UPDATE: News has come out that Jaume Collet-Serra has decided to pass on directing Suicide Squad 2 in favor of helming Disney’s Jungle Cruise starring Dwayne “The Rock” Johnson. Below, you can find Kim Taylor-Foster’s well-thought-out examination of what Collet-Serra could have brought to the sequel when he was considered the frontrunner for the project. – Drew Dietsch
The Shallows helmer Jaume Collet-Serra has apparently emerged as the frontrunner to tackle Suicide Squad 2. He’s been named by Deadline as the favourite to tackle the sequel to commercially successful Oscar-winner Suicide Squad, ahead of other directors in the frame including Mel Gibson, Ruben Fleischer, Jonathan Levine and Daniel Espinosa.
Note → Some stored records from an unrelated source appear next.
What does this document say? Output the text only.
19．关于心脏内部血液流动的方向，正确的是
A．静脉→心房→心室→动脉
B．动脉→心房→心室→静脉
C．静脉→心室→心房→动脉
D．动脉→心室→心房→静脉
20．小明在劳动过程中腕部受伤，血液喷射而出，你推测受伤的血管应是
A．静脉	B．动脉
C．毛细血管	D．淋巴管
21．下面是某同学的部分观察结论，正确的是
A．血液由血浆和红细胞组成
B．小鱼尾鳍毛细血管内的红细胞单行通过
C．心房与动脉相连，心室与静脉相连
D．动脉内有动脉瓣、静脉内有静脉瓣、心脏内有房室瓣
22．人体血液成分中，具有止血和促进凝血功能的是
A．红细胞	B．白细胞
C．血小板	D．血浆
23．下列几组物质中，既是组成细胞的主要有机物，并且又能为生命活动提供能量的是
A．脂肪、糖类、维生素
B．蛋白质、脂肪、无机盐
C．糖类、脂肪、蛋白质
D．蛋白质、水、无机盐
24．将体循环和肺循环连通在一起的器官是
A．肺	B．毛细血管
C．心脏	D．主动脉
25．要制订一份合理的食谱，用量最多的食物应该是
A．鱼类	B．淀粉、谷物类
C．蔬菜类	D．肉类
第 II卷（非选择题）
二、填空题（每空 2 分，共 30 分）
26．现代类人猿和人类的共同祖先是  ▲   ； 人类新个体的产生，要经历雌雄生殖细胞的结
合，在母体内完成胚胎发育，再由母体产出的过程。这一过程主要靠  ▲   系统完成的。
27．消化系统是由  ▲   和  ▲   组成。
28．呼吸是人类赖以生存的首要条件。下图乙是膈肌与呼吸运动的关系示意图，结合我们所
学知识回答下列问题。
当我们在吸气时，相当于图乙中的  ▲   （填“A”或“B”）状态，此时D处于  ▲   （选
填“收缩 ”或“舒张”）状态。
Looking at the weapons Jaume Collet-Serra has in his arsenal, FANDOM identifies 5 tricks the director can employ to help him raise the Suicide Squad game for the follow-up.
1. Sideline Harley Quinn
In Suicide Squad, Harley Quinn is a two-dimensional male fantasy who is objectified throughout the film. There are countless shots of her posterior, and then there’s also THAT scene in which she’s ogled by both characters and camera as she changes clothes in front of an entire military base.
The end of Suicide Squad suggested that Harley Quinn is no longer part of the team, and the character is earmarked to appear in Gotham City Sirens, which could mean the job is already done. But the official word is that Margot Robbie is on board for the follow-up. That doesn’t mean she has to feature prominently, however. There are rumours that the character of Killer Frost will step into any spot vacated by Harley Quinn – perhaps Collet-Serra can focus more on making whichever female characters do appear less objectified.
2. Make it a Cult Hit
While it banked big bucks at the box office, Suicide Squad wasn’t as well received critically. Collet-Serra’s B-Movie actioners like Run All Night, Non-Stop and Unknown, which all star Liam Neeson, have won something of a cult following. Maybe Collet-Serra could sprinkle some of his B-Movie magic on Suicide Squad 2. He could even cast Liam Neeson and bring a bit of the Irish actor’s unique tough-guy-with-a-heart appeal to the franchise. And don’t forget Neeson’s superhero-movie past – cast your mind back to 1990, when he starred as the titular hero in Sam Raimi’s cult hit Darkman.
3. Apply the ‘Shallows’ Approach
Collet-Serra should concentrate on keeping the story focused, and work on creating tension in inventive ways. Perhaps the Spanish helmer could tidy up the messiness of the first completely, and confine events to one location? It’s an idea that’s worked for him before in both The Shallows, which takes place just off the shore of a Mexican beach, and Non-Stop – which takes place on a plane.
4. Make It a Thriller
He’s got thriller-blood in his veins. Whether making a psychological thriller, a horror thriller or action thriller, it’s all about the thrills with Collet-Serra.
Relegating superhero-dom to secondary status to instead focus on character and a tight plot would help him play to his strengths and craft a film that fans want to see.
Spider-Man: Homecoming is a recent good example of a successful superhero film that does this. It’s really a film about a kid who’s a bit of an outsider, trying to find his place in the world. And while the story slots neatly into the wider MCU, it keeps its ambition quite small in comparison to other Marvel movies. Its high-concept plot has Spidey tackling a very human arms dealer rather than an alien threatening to destroy the world, while its more low-concept leanings show Peter Parker dealing with school, friends, family and romantic entanglements. The film is making a huge impact both critically and commercially.
The Suicide Squad is a covert Black Ops team, so perhaps Collet-Serra could craft a heist thriller? He could strip out the magic element introduced by villain Enchantress and bring audiences something a bit more real and a bit less sprawling.
5. Make it Cool
Cool always wins. Drawing on his action expertise and from his horror background (he’s directed House of Wax and Orphan as well as The Shallows) could help do this. Prioritising this over one-liners that fail to land might be the way to win. That doesn’t mean ditching fun dialogue altogether – think about the kind of lines that Neeson delivers in the movies he’s made with Collet-Serra. Drop those into this Suicide Squad sequel and just imagine what could happen.